Selain itu peringkat kredit utang jangka panjang Indonesia atau sovereign credit rating Indonesia dari BBB- menjadi BB oleh lembaga pemeringkat internasional Standard and Poor's/S&P global rating diyakini turut mendongkrak kepercayaan investor terhadap Indonesia sehingga mau berinvestasi atau menanamkan modalnya.

"Apalagi kemarin kredit ratingnya juga improve. Ini kan bukan ujug-ujug, tetapi sesuatu yang kita design dalam kebijakan publik. Nah pasca-pemilu ini kita harapkan investasi bisa meningkat," ujar dia.

Data Purchasing Managers Index (PMI) manufaktur Indonesia yang dirilis oleh Nikkei pun terus menunjukkan peningkatan. Data PMI manufaktur Indonesia pada Mei tahun ini sebesar 51,6, atau naik dibanding bulan sebelumnya yang ada di posisi 50,4.

"Kan saya sudah bilang PMI itu hanya jelek di bulan Januari dan itu setiap tahun. Berikutnya pasti akan naik. Tentu PMI ini berarti market confidence terhadap industri itu tinggi," ujarnya.

"Kemarin di Nikkei saya sampaikan stabilitas politik Indonesia itu penting. Karena Jepang itu salah satu investor strategis yang di Indonesia dan mereka juga mencari 'safe heaven' untuk investasi. 'Safe heaven' untuk investasi salah satunya Indonesia," imbuhnya.

Faktor-faktor ini, kata Airlangga akan menjadi modal Indonesia dalam menarik investasi meskipun di tengah tekanan ekonomi global.
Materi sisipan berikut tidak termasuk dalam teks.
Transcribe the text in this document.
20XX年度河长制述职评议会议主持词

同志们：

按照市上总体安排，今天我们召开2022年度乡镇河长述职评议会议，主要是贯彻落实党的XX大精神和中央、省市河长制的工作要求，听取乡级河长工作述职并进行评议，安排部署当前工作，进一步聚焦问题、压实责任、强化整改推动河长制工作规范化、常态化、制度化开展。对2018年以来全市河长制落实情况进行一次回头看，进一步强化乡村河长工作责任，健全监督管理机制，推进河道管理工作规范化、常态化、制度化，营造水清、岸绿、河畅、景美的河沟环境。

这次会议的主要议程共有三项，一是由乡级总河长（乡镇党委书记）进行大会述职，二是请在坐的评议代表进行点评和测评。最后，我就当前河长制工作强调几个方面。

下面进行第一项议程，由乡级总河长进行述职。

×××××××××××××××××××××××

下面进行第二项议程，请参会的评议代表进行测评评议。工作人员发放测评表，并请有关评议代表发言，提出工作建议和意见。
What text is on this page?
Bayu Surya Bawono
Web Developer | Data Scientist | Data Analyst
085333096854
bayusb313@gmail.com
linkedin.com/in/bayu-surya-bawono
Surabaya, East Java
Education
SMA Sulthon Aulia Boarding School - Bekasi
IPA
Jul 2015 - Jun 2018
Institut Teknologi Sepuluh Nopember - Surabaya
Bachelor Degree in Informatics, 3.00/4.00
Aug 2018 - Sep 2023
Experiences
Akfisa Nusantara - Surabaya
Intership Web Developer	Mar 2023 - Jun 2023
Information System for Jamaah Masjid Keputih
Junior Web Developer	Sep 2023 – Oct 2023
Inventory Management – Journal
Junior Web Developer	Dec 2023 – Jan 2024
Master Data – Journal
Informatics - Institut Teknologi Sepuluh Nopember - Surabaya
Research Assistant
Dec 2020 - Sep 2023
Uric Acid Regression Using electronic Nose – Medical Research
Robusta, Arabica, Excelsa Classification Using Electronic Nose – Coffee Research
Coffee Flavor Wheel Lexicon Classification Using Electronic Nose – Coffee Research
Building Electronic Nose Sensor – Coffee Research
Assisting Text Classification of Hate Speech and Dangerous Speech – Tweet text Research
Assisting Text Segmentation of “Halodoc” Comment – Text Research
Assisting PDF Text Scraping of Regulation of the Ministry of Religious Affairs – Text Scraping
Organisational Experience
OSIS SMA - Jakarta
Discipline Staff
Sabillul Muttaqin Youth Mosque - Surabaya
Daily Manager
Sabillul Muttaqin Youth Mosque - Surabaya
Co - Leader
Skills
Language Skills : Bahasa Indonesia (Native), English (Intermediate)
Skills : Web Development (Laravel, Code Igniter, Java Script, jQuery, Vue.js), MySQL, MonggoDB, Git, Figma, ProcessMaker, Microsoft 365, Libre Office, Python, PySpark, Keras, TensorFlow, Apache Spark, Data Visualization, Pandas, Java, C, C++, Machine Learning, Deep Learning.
"Kita punya momentum. Eksternal banyak sehingga mereka melihat beberapa kan kawasan industri sudah naik. Kelihatan baik itu di Jawa Barat dan Jawa Timur," tandasnya.

Reporter: Wilfridus Setu Embu

Sumber: Merdeka.com

Saksikan Video Pilihan di Bawah Ini:

S&P Dongkrak Peringkat Utang Indonesia Jadi BBB

BI Prediksi Ekonomi RI Tumbuh 5,4 Persen di 2019
Pemandangan gedung bertingkat di kawasan Bundaran HI, Jakarta, Kamis (14/3). Bank Indonesia (BI) memprediksi pertumbuhan ekonomi Indonesia pada tahun 2019 akan berada di kisaran 5-5,4 persen. (Liputan6.com/Angga Yuniar)

Sebelumnya, lembaga pemeringkat internasional Standard and Poor's/ S&P global rating menaikkan peringkat kredit utang jangka panjang Indonesia atau sovereign credit rating Indonesia dari BBB- menjadi BBB dengan outlook atau prospek stabil pada Jumat (31/5/2019).

Selain itu, S&P juga menaikkan peringkat utang Indonesia jangka pendek menjadi A-2 dari A-3.

Dalam keterangan tertulis yang dikutip Jumat pekan ini, kenaikan peringkat tersebut mencerminkan prospek pertumbuhan ekonomi Indonesia yang kuat dan dinamika kebijakan yang mendukung. Hal ini diharapkan berlanjut seiring terpilihnya kembali Presiden Joko Widodo (Jokowi).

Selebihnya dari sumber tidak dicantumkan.